Und ist es notwendig, die Set-Reihenfolge ein wenig zu ändern, um unseren unterschiedlichen Konstitutionen gerecht zu werden? Natürlich! Eine Frau vom Kapha-Typ in ihren 50ern wird nicht die gleiche Herangehensweise benötigen wie eine 22-jährige vom Vata-Typ oder ein Pitta-Mann in den 30ern. Genetik spielt ebenso eine Rolle wie Lebensstil und Voraussetzungen von Körper und Geist.

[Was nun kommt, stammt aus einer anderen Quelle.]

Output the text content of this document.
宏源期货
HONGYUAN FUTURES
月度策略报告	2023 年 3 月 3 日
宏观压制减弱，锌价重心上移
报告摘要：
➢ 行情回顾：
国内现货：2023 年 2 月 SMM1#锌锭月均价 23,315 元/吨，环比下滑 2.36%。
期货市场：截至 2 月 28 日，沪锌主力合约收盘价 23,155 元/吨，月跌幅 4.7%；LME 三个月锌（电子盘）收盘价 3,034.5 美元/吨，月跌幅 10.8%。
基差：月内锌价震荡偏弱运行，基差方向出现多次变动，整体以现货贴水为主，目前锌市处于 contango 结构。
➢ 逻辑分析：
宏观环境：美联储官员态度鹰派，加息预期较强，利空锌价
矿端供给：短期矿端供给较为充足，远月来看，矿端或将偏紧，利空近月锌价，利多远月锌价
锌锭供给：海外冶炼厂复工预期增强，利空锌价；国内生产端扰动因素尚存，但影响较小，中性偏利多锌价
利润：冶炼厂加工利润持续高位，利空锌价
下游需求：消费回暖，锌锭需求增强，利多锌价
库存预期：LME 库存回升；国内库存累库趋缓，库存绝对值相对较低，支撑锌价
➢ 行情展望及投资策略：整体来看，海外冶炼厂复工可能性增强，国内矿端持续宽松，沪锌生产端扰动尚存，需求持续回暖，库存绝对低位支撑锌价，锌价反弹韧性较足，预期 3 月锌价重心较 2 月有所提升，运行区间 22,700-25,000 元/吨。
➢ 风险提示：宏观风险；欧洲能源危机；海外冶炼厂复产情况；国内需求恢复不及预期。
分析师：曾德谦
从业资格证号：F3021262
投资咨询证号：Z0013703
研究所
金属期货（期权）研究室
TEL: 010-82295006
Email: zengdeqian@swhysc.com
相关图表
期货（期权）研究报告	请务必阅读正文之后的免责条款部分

Nach meiner persönlichen Erfahrung hat mir die Primärserie auf vielen Ebenen reichlich „Yogatherapie“ geliefert, aber sie war nur deshalb effektiv, weil sie viele Hindernisse bereitstellte und im Laufe der Zeit schwankte. Es veränderte und bewegte sich und verwandelte sich in etwas anderes, als ich gedacht hatte, und kehrte dann wieder zurück, um den Prozess von vorne zu beginnen.

Das Geheimnis liegt, wie alles im Yoga, im „Wie“ statt im „Was“. Was wir tun, ist nicht so wichtig wie wir es tun.

Und wie alles im Leben dreht sich alles um Balance.